Despite canceling her book tour and receiving scathing reviews, Ivanka Trump appears to have a best-seller on her hands. According to CNN, Women Who Work, which was released on May 2, will debut at No. 4 on next week’s New York Times Best Sellers list of advice and how-to books.
The book, Trump’s second, is an extension of the first daughter’s initiative of the same name, which started as a hashtag she used to market her shoe line, inspired by the catchiness of Sheryl Sandberg’s Lean In, the New York Times reported in a profile last week. Eventually, the phrase grew into a brand in an of itself, through which the fashion and real estate mogul positioned herself as an advocate for women’s issues. She says she wrote this book before her father won the election last year, and before she became one of the most powerful women in the world, as an adviser to the president. But it’s impossible for anyone to put her current position aside when assessing this work.

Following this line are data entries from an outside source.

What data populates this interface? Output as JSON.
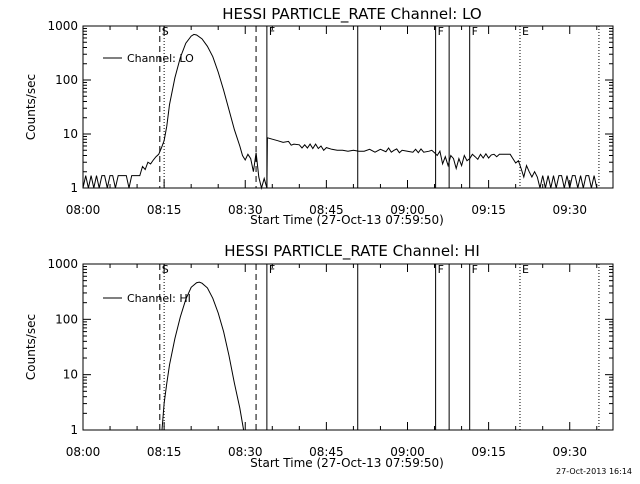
{
  "footer_timestamp": "27-Oct-2013 16:14",
  "chart_data": [
    {
      "type": "line",
      "title": "HESSI PARTICLE_RATE Channel: LO",
      "xlabel": "Start Time (27-Oct-13 07:59:50)",
      "ylabel": "Counts/sec",
      "yscale": "log",
      "ylim": [
        1,
        1000
      ],
      "xlim_minutes": [
        0,
        98
      ],
      "x_ticks": [
        "08:00",
        "08:15",
        "08:30",
        "08:45",
        "09:00",
        "09:15",
        "09:30"
      ],
      "y_ticks": [
        "1",
        "10",
        "100",
        "1000"
      ],
      "legend": "Channel: LO",
      "flags": [
        {
          "label": "S",
          "t": 14.2,
          "style": "dashed"
        },
        {
          "label": "",
          "t": 15.0,
          "style": "dotted"
        },
        {
          "label": "",
          "t": 32.0,
          "style": "dashed"
        },
        {
          "label": "F",
          "t": 34.0,
          "style": "solid"
        },
        {
          "label": "",
          "t": 50.8,
          "style": "solid"
        },
        {
          "label": "F",
          "t": 65.2,
          "style": "solid"
        },
        {
          "label": "",
          "t": 67.7,
          "style": "solid"
        },
        {
          "label": "F",
          "t": 71.5,
          "style": "solid"
        },
        {
          "label": "E",
          "t": 80.8,
          "style": "dotted"
        },
        {
          "label": "",
          "t": 95.4,
          "style": "dotted"
        }
      ],
      "series": [
        {
          "points": [
            [
              0,
              1
            ],
            [
              0.5,
              1.7
            ],
            [
              1,
              1
            ],
            [
              1.5,
              1.7
            ],
            [
              2,
              1
            ],
            [
              2.5,
              1.7
            ],
            [
              3,
              1
            ],
            [
              3.5,
              1.7
            ],
            [
              4,
              1.7
            ],
            [
              4.5,
              1
            ],
            [
              5,
              1.7
            ],
            [
              5.5,
              1.7
            ],
            [
              6,
              1
            ],
            [
              6.5,
              1.7
            ],
            [
              7,
              1.7
            ],
            [
              7.5,
              1.7
            ],
            [
              8,
              1.7
            ],
            [
              8.5,
              1
            ],
            [
              9,
              1.7
            ],
            [
              9.5,
              1.7
            ],
            [
              10,
              1.7
            ],
            [
              10.5,
              1.7
            ],
            [
              11,
              2.5
            ],
            [
              11.5,
              2.2
            ],
            [
              12,
              3
            ],
            [
              12.5,
              2.8
            ],
            [
              13,
              3.3
            ],
            [
              13.5,
              3.8
            ],
            [
              14,
              4.2
            ],
            [
              14.5,
              5.5
            ],
            [
              15,
              7.5
            ],
            [
              15.5,
              14
            ],
            [
              16,
              35
            ],
            [
              17,
              110
            ],
            [
              18,
              260
            ],
            [
              19,
              480
            ],
            [
              20,
              650
            ],
            [
              20.5,
              700
            ],
            [
              21,
              680
            ],
            [
              22,
              580
            ],
            [
              23,
              420
            ],
            [
              24,
              270
            ],
            [
              25,
              140
            ],
            [
              26,
              65
            ],
            [
              27,
              28
            ],
            [
              28,
              12
            ],
            [
              29,
              6
            ],
            [
              29.5,
              4
            ],
            [
              30,
              3.3
            ],
            [
              30.5,
              4.2
            ],
            [
              31,
              3.5
            ],
            [
              31.5,
              2
            ],
            [
              32,
              4.5
            ],
            [
              32.5,
              1.6
            ],
            [
              33,
              1
            ],
            [
              33.5,
              1.5
            ],
            [
              34,
              1
            ],
            [
              34.1,
              8.5
            ],
            [
              35,
              8
            ],
            [
              36,
              7.5
            ],
            [
              37,
              7
            ],
            [
              38,
              7.3
            ],
            [
              38.5,
              6.2
            ],
            [
              39,
              6.5
            ],
            [
              40,
              6.3
            ],
            [
              40.5,
              5.5
            ],
            [
              41,
              6.3
            ],
            [
              41.5,
              5.5
            ],
            [
              42,
              6.5
            ],
            [
              42.5,
              5.4
            ],
            [
              43,
              6.5
            ],
            [
              43.5,
              5.4
            ],
            [
              44,
              6
            ],
            [
              44.5,
              5
            ],
            [
              45,
              5.6
            ],
            [
              46,
              5.2
            ],
            [
              47,
              5
            ],
            [
              48,
              5
            ],
            [
              49,
              4.8
            ],
            [
              50,
              5
            ],
            [
              51,
              4.8
            ],
            [
              52,
              4.8
            ],
            [
              53,
              5.2
            ],
            [
              54,
              4.6
            ],
            [
              55,
              5.2
            ],
            [
              56,
              4.7
            ],
            [
              56.5,
              5.5
            ],
            [
              57,
              4.6
            ],
            [
              57.5,
              5
            ],
            [
              58,
              5.3
            ],
            [
              58.5,
              4.5
            ],
            [
              59,
              5
            ],
            [
              60,
              4.8
            ],
            [
              61,
              4.6
            ],
            [
              61.5,
              5.2
            ],
            [
              62,
              4.5
            ],
            [
              62.5,
              5.3
            ],
            [
              63,
              4.6
            ],
            [
              64,
              4.8
            ],
            [
              64.5,
              5
            ],
            [
              65,
              4.5
            ],
            [
              65.5,
              4
            ],
            [
              66,
              4.8
            ],
            [
              66.5,
              2.8
            ],
            [
              67,
              3.8
            ],
            [
              67.5,
              2.6
            ],
            [
              68,
              4
            ],
            [
              68.5,
              3.5
            ],
            [
              69,
              2.3
            ],
            [
              69.5,
              3.5
            ],
            [
              70,
              2.6
            ],
            [
              70.5,
              4
            ],
            [
              71,
              3.2
            ],
            [
              71.5,
              3.5
            ],
            [
              72,
              4.2
            ],
            [
              72.5,
              3.8
            ],
            [
              73,
              3.4
            ],
            [
              73.5,
              4.2
            ],
            [
              74,
              3.6
            ],
            [
              74.5,
              4.3
            ],
            [
              75,
              3.6
            ],
            [
              75.5,
              4.1
            ],
            [
              76,
              4.2
            ],
            [
              76.5,
              3.8
            ],
            [
              77,
              4.2
            ],
            [
              77.5,
              4.2
            ],
            [
              78,
              4.2
            ],
            [
              78.5,
              4.2
            ],
            [
              79,
              4.2
            ],
            [
              79.5,
              3.5
            ],
            [
              80,
              2.9
            ],
            [
              80.5,
              3.2
            ],
            [
              81,
              2.3
            ],
            [
              81.5,
              1.6
            ],
            [
              82,
              2.6
            ],
            [
              82.5,
              2
            ],
            [
              83,
              1.6
            ],
            [
              83.5,
              2
            ],
            [
              84,
              1.6
            ],
            [
              84.5,
              1
            ],
            [
              85,
              1.7
            ],
            [
              85.5,
              1
            ],
            [
              86,
              1.7
            ],
            [
              86.5,
              1
            ],
            [
              87,
              1.7
            ],
            [
              87.5,
              1
            ],
            [
              88,
              1.7
            ],
            [
              88.5,
              1.7
            ],
            [
              89,
              1
            ],
            [
              89.5,
              1.7
            ],
            [
              90,
              1
            ],
            [
              90.5,
              1.7
            ],
            [
              91,
              1.7
            ],
            [
              91.5,
              1
            ],
            [
              92,
              1.7
            ],
            [
              92.5,
              1
            ],
            [
              93,
              1.7
            ],
            [
              93.5,
              1.7
            ],
            [
              94,
              1
            ],
            [
              94.5,
              1.7
            ],
            [
              95,
              1
            ]
          ]
        }
      ]
    },
    {
      "type": "line",
      "title": "HESSI PARTICLE_RATE Channel: HI",
      "xlabel": "Start Time (27-Oct-13 07:59:50)",
      "ylabel": "Counts/sec",
      "yscale": "log",
      "ylim": [
        1,
        1000
      ],
      "xlim_minutes": [
        0,
        98
      ],
      "x_ticks": [
        "08:00",
        "08:15",
        "08:30",
        "08:45",
        "09:00",
        "09:15",
        "09:30"
      ],
      "y_ticks": [
        "1",
        "10",
        "100",
        "1000"
      ],
      "legend": "Channel: HI",
      "flags": [
        {
          "label": "S",
          "t": 14.2,
          "style": "dashed"
        },
        {
          "label": "",
          "t": 15.0,
          "style": "dotted"
        },
        {
          "label": "",
          "t": 32.0,
          "style": "dashed"
        },
        {
          "label": "F",
          "t": 34.0,
          "style": "solid"
        },
        {
          "label": "",
          "t": 50.8,
          "style": "solid"
        },
        {
          "label": "F",
          "t": 65.2,
          "style": "solid"
        },
        {
          "label": "",
          "t": 67.7,
          "style": "solid"
        },
        {
          "label": "F",
          "t": 71.5,
          "style": "solid"
        },
        {
          "label": "E",
          "t": 80.8,
          "style": "dotted"
        },
        {
          "label": "",
          "t": 95.4,
          "style": "dotted"
        }
      ],
      "series": [
        {
          "points": [
            [
              14.6,
              1
            ],
            [
              15,
              3
            ],
            [
              15.5,
              7
            ],
            [
              16,
              15
            ],
            [
              17,
              45
            ],
            [
              18,
              110
            ],
            [
              19,
              230
            ],
            [
              20,
              380
            ],
            [
              21,
              460
            ],
            [
              21.5,
              470
            ],
            [
              22,
              450
            ],
            [
              23,
              370
            ],
            [
              24,
              240
            ],
            [
              25,
              130
            ],
            [
              26,
              60
            ],
            [
              27,
              22
            ],
            [
              28,
              7
            ],
            [
              29,
              2.5
            ],
            [
              29.7,
              1
            ]
          ]
        }
      ]
    }
  ]
}
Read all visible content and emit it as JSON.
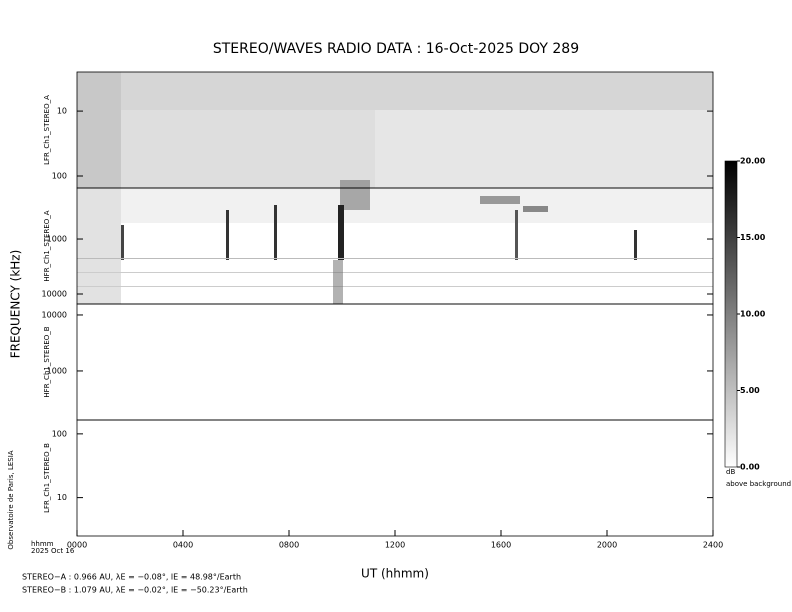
{
  "chart_data": {
    "type": "spectrogram",
    "title": "STEREO/WAVES  RADIO  DATA : 16-Oct-2025  DOY 289",
    "ylabel": "FREQUENCY (kHz)",
    "xlabel": "UT (hhmm)",
    "xunit": "hhmm",
    "date": "2025 Oct 16",
    "credit": "Observatoire de Paris, LESIA",
    "xlim": [
      0,
      2400
    ],
    "xticks": [
      {
        "value": 0,
        "label": "0000"
      },
      {
        "value": 400,
        "label": "0400"
      },
      {
        "value": 800,
        "label": "0800"
      },
      {
        "value": 1200,
        "label": "1200"
      },
      {
        "value": 1600,
        "label": "1600"
      },
      {
        "value": 2000,
        "label": "2000"
      },
      {
        "value": 2400,
        "label": "2400"
      }
    ],
    "log_y": true,
    "panels": [
      {
        "name": "LFR_Ch1_STEREO_A",
        "ylim": [
          153,
          2.5
        ],
        "yticks": [
          10,
          100
        ]
      },
      {
        "name": "HFR_Ch1_STEREO_A",
        "ylim": [
          15200,
          118
        ],
        "yticks": [
          1000,
          10000
        ]
      },
      {
        "name": "HFR_Ch1_STEREO_B",
        "ylim": [
          133,
          15700
        ],
        "yticks": [
          1000,
          10000
        ]
      },
      {
        "name": "LFR_Ch1_STEREO_B",
        "ylim": [
          2.5,
          165
        ],
        "yticks": [
          10,
          100
        ]
      }
    ],
    "colorbar": {
      "label": "dB",
      "sublabel": "above background",
      "ylim": [
        0,
        20
      ],
      "yticks": [
        {
          "value": 0,
          "label": "0.00"
        },
        {
          "value": 5,
          "label": "5.00"
        },
        {
          "value": 10,
          "label": "10.00"
        },
        {
          "value": 15,
          "label": "15.00"
        },
        {
          "value": 20,
          "label": "20.00"
        }
      ],
      "colors": [
        "#ffffff",
        "#000000"
      ]
    },
    "footer": [
      "STEREO−A : 0.966 AU, λE = −0.08°, lE = 48.98°/Earth",
      "STEREO−B : 1.079 AU, λE = −0.02°, lE = −50.23°/Earth"
    ]
  }
}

“It’s an attempt to look as if she cares about women’s empowerment — just not when it comes to her father,” wrote Kristen Jordan Shamus of the Detroit Free Press.
Many, like Samantha Bee on her show this week, have poked fun of the book’s reliance on inspirational quotes for content. “It’s like Ivanka forgot she had a book assignment, remembered on the last day, ran to the Hudson Books, ripped out random pages, then vision-boarded them together over the contents of her wastebasket to create Women Who Work — the only book to quote Nelson Mandela, Sun Tzu, and Meatwad from Aqua Teen Hunger Force,” Bee said on Wednesday’s Full Frontal.
In the New York Times, Jennifer Senior called it a “strawberry milkshake” of quotes, but the real problem, she said, is that Trump’s brand of feminism has “less to do with structural change than individual fulfillment and accessorizing properly.” The question of who the book is for also irks Jia Tolentino at the New Yorker, who notes that the Trump doesn’t mention paid leave and affordable childcare until the second-to-last page.
“The imagined audience for the book is so rarefied that Ivanka confidently calls paying bills and buying groceries ‘not enormously impactful’ to one’s daily productivity,” Tolentino wrote.
But the numbers indicate that people are buying it. As the Huffington Post pointed out, the good and bad reviews on Amazon.com (where it’s the No. 1 new release in Job Hunting and Career Guides) are pretty evenly split. Of 107 customer reviews (which are supposed to be from verified buyers of the book), 50 percent gave it five stars and 45 percent gave it one star.
“Ivanka may have been born into a wealthy family, but she was taught the value of work, and the secrets to success by a successful mother and father,” wrote Priscilla Smith in her five-star review. “Don’t let the Trump hate prevent you from reading her book.”
Just like her father, Trump is not relying on the traditional channels to garner sales.